Jacob Tierney: «Les anglos et les immigrants sont ignorés»

Jacob-le-cosmopolite, le prétentieux-ouvert-sur-le-monde, pose comme Richler-l'ancien (j'ai oublié son prénom) - Un trait culturel?


Nicolas Bérubé (collaboration spéciale) - Le réalisateur montréalais Jacob Tierney était de passage à Los Angeles vendredi dernier pour présenter son film The Trotsky. Notre correspondant a rencontré le jeune cinéaste, qui en a profité pour dénoncer vertement l’absence des réalités anglophone et immigrante dans la culture et le cinéma québécois.

Son film The Trotsky était présenté pour la première fois à Hollywood, mais Jacob Tierney n’était pas nerveux. «Moi, je fais les films que j’aime. Je ne cherche pas à plaire à un public en particulier. Si les Américains embarquent, tant mieux!»
M. Tierney connaît bien Los Angeles. Il y a habité à la fin de l’adolescence. Il a aimé son expérience d’acteur, mais tout ça est derrière lui: aujourd’hui, Tierney fait des films à Montréal, la ville de sa naissance, la ville où il a grandi. Mais une ville qui ne veut pas de lui, dit-il.
«La société québécoise est extrêmement tournée sur elle-même, dit Tierney. Notre art et notre culture ne présentent que des Blancs francophones. Les anglophones et les immigrants sont ignorés. Ils n’ont aucune place dans le rêve québécois. C’est honteux.»

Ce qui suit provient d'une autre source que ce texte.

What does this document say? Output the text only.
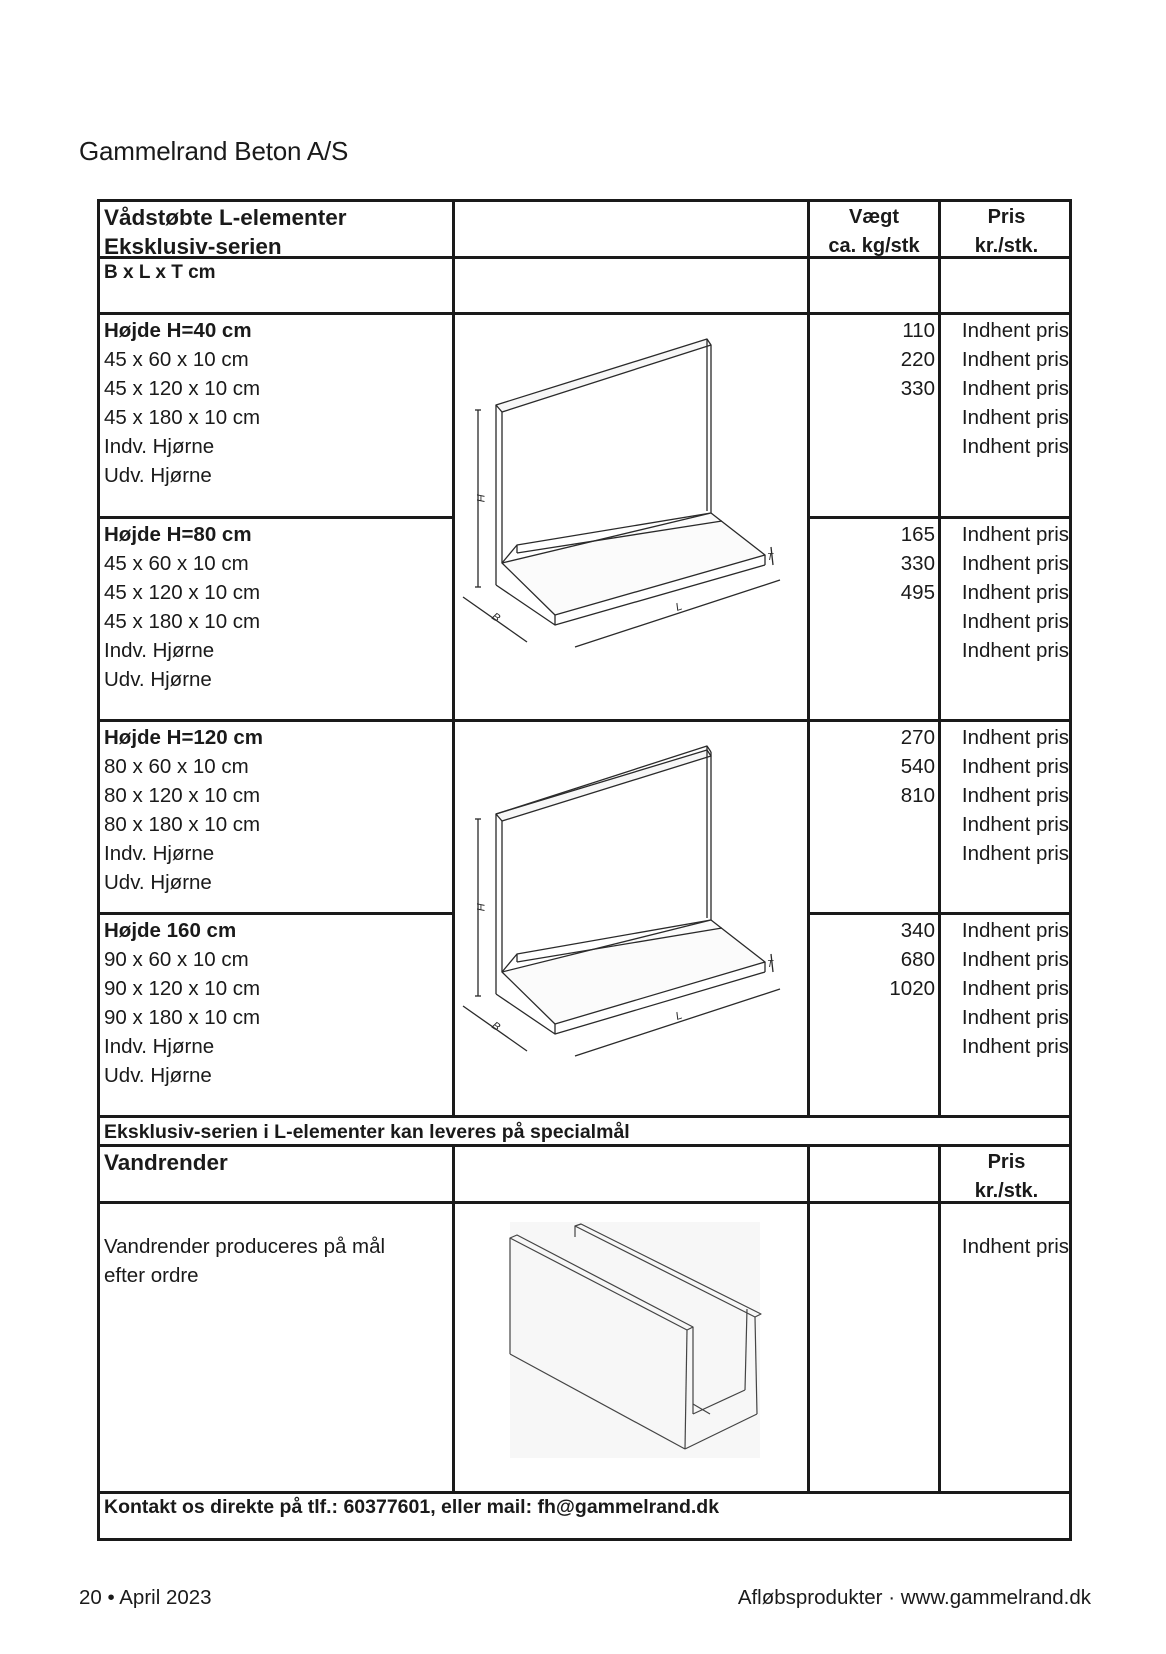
Gammelrand Beton A/S
Vådstøbte L-elementer
Eksklusiv-serien
Vægt
ca. kg/stk
Pris
kr./stk.
B x L x T cm
Højde H=40 cm
45 x 60 x 10 cm
45 x 120 x 10 cm
45 x 180 x 10 cm
Indv. Hjørne
Udv. Hjørne
110
220
330
Indhent pris
Indhent pris
Indhent pris
Indhent pris
Indhent pris
Højde H=80 cm
45 x 60 x 10 cm
45 x 120 x 10 cm
45 x 180 x 10 cm
Indv. Hjørne
Udv. Hjørne
165
330
495
Indhent pris
Indhent pris
Indhent pris
Indhent pris
Indhent pris
H
B
L
T
Højde H=120 cm
80 x 60 x 10 cm
80 x 120 x 10 cm
80 x 180 x 10 cm
Indv. Hjørne
Udv. Hjørne
270
540
810
Indhent pris
Indhent pris
Indhent pris
Indhent pris
Indhent pris
Højde 160 cm
90 x 60 x 10 cm
90 x 120 x 10 cm
90 x 180 x 10 cm
Indv. Hjørne
Udv. Hjørne
340
680
1020
Indhent pris
Indhent pris
Indhent pris
Indhent pris
Indhent pris
H
B
L
T
Eksklusiv-serien i L-elementer kan leveres på specialmål
Vandrender	Pris
kr./stk.
Vandrender produceres på mål
efter ordre
Indhent pris
Kontakt os direkte på tlf.: 60377601, eller mail: fh@gammelrand.dk
20 • April 2023	Afløbsprodukter · www.gammelrand.dk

Aux États-Unis et ailleurs au Canada, dit-il, les immigrants sont bien représentés dans l’univers culturel. Au Québec, les immigrants et les anglophones ne sont pas seulement marginalisés: ils sont invisibles, dit Tierney.
«Je suis né au Québec, je parle français, mais pour les gens, ça ne change rien: je serai toujours perçu comme l’Autre. Des gens me disent que je peux toujours déménager à Toronto, mais je ne veux pas aller à Toronto! C’est chez moi, Montréal!»

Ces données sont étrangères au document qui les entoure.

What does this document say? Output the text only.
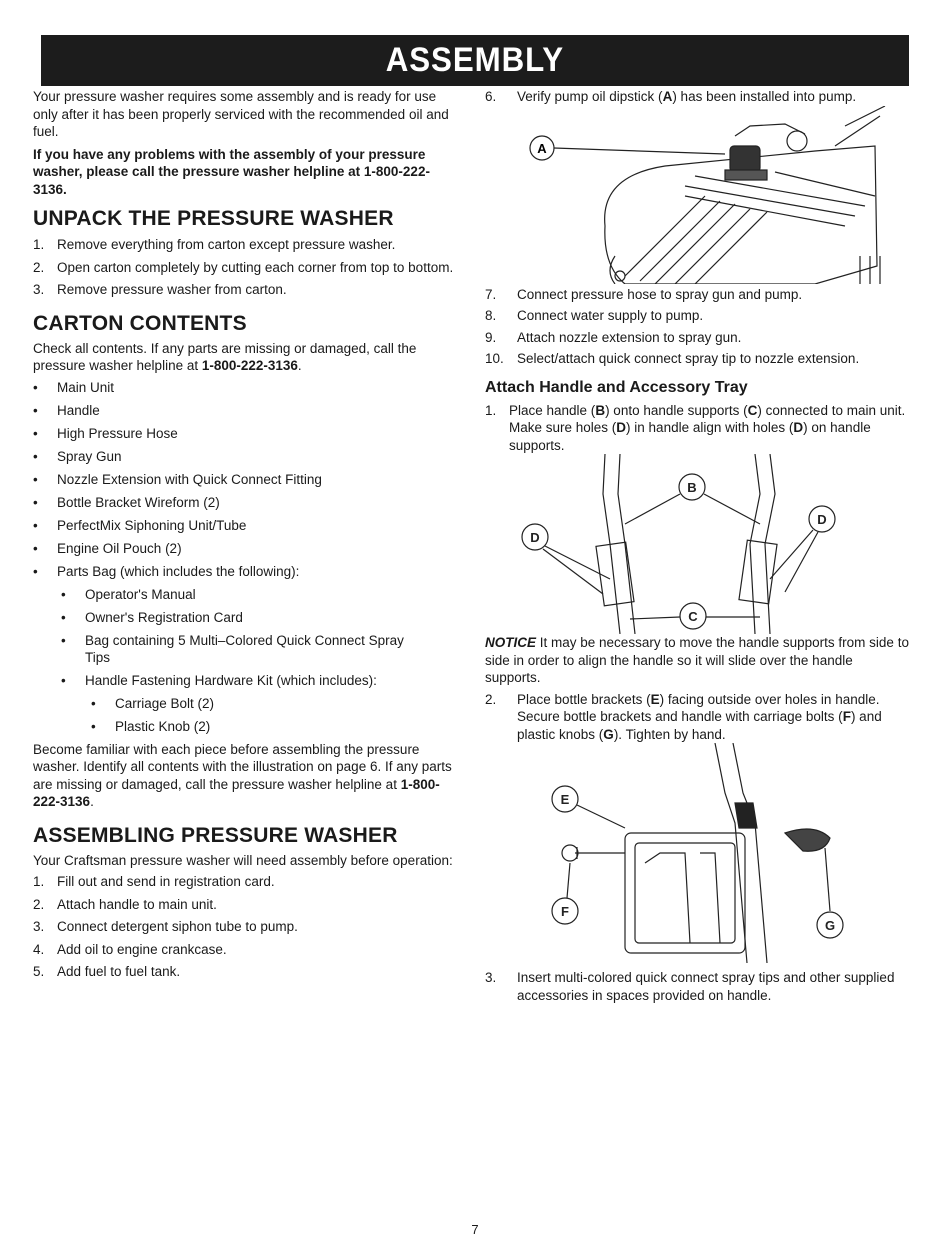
ASSEMBLY

Your pressure washer requires some assembly and is ready for use only after it has been properly serviced with the recommended oil and fuel.

If you have any problems with the assembly of your pressure washer, please call the pressure washer helpline at 1-800-222-3136.

UNPACK THE PRESSURE WASHER
1. Remove everything from carton except pressure washer.
2. Open carton completely by cutting each corner from top to bottom.
3. Remove pressure washer from carton.
CARTON CONTENTS

Check all contents. If any parts are missing or damaged, call the pressure washer helpline at 1-800-222-3136.

•	Main Unit
•	Handle
•	High Pressure Hose
•	Spray Gun
•	Nozzle Extension with Quick Connect Fitting
•	Bottle Bracket Wireform (2)
•	PerfectMix Siphoning Unit/Tube
•	Engine Oil Pouch (2)
•	Parts Bag (which includes the following):
•	Operator's Manual
•	Owner's Registration Card
•	Bag containing 5 Multi–Colored Quick Connect Spray Tips
•	Handle Fastening Hardware Kit (which includes):
•	Carriage Bolt (2)
•	Plastic Knob (2)

Become familiar with each piece before assembling the pressure washer. Identify all contents with the illustration on page 6. If any parts are missing or damaged, call the pressure washer helpline at 1-800-222-3136.

ASSEMBLING PRESSURE WASHER

Your Craftsman pressure washer will need assembly before operation:

1. Fill out and send in registration card.
2. Attach handle to main unit.
3. Connect detergent siphon tube to pump.
4. Add oil to engine crankcase.
5. Add fuel to fuel tank.
6.	Verify pump oil dipstick (A) has been installed into pump.
A
7.	Connect pressure hose to spray gun and pump.
8.	Connect water supply to pump.
9.	Attach nozzle extension to spray gun.
10. Select/attach quick connect spray tip to nozzle extension.
Attach Handle and Accessory Tray
1. Place handle (B) onto handle supports (C) connected to main unit. Make sure holes (D) in handle align with holes (D) on handle supports.
B
D
D
C

NOTICE It may be necessary to move the handle supports from side to side in order to align the handle so it will slide over the handle supports.

2.	Place bottle brackets (E) facing outside over holes in handle. Secure bottle brackets and handle with carriage bolts (F) and plastic knobs (G). Tighten by hand.
E
F
G
3.	Insert multi-colored quick connect spray tips and other supplied accessories in spaces provided on handle.
7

Tierney dit être fier du chemin qu’ont parcouru les Québécois depuis la Révolution tranquille et de l’adoption de la loi 101. Selon lui, le gouvernement du Québec est sensible au sort de la minorité anglophone.
Les artistes de la province, déplore-t-il, sont encore en train de «se regarder le nombril» alors que le monde autour d’eux a changé depuis les années 60.
«Le cinéma québécois, c’est blanc, blanc, blanc. C’est homogène! C’est gênant. Regarde les films qu’on fait au Québec: 1981, C.R.A.Z.Y., Polytechnique... Ce sont de bons films, mais ce sont des films tournés vers le passé. C’est la glorification de la nostalgie. Tout était donc plus intéressant avant. Il y a quelque chose de malsain là-dedans.»
Les Jutra
Les prix Jutra, qui récompensent le cinéma québécois, sont l’incarnation de cette réalité, dit-il.
«Regarde la soirée des Jutra. C’est blanc! C’est francophone! C’est ça le Québec? Si tu es un jeune Haïtien de Montréal, est-ce que tu vois une place pour toi là-dedans? C’est qui nos vedettes? Luc Picard? Penses-tu que les jeunes Haïtiens de Montréal se reconnaissent dans Luc Picard? Pas du tout. Ça ne fait pas partie de leur monde, de leur univers. Ils ne sont pas représentés.»
En tournant Trotsky, un film où un jeune Montréalais anglophone prétend être la réincarnation du révolutionnaire bolchevique, Tierney ne voulait pas faire l’apologie du communisme, mais plutôt célébrer les individus qui osent penser autrement. Le film est présenté à Los Angeles, en collaboration avec le gouvernement du Québec, qui a tenu une petite réception en l’honneur de M. Tierney, vendredi soir.
Tierney aimerait voir le cinéma québécois montrer la réalité de centaines de milliers de Québécois anglophones ou immigrants. Il donne en exemple Un prophète, le film de Jacques Audiard, sur la vie d’un jeune Arabe dans une prison française.
«Personne ne fait des films comme Un prophète au Québec. Personne! Je ne dis pas qu’il y a une barrière consciente ou un sentiment de racisme conscient. Techniquement, rien ne nous empêche de faire des films comme ça. Mais la réalité, c’est que ça n’intéresse pas. Ça ne fait pas partie des préoccupations. Ça n’existe pas.»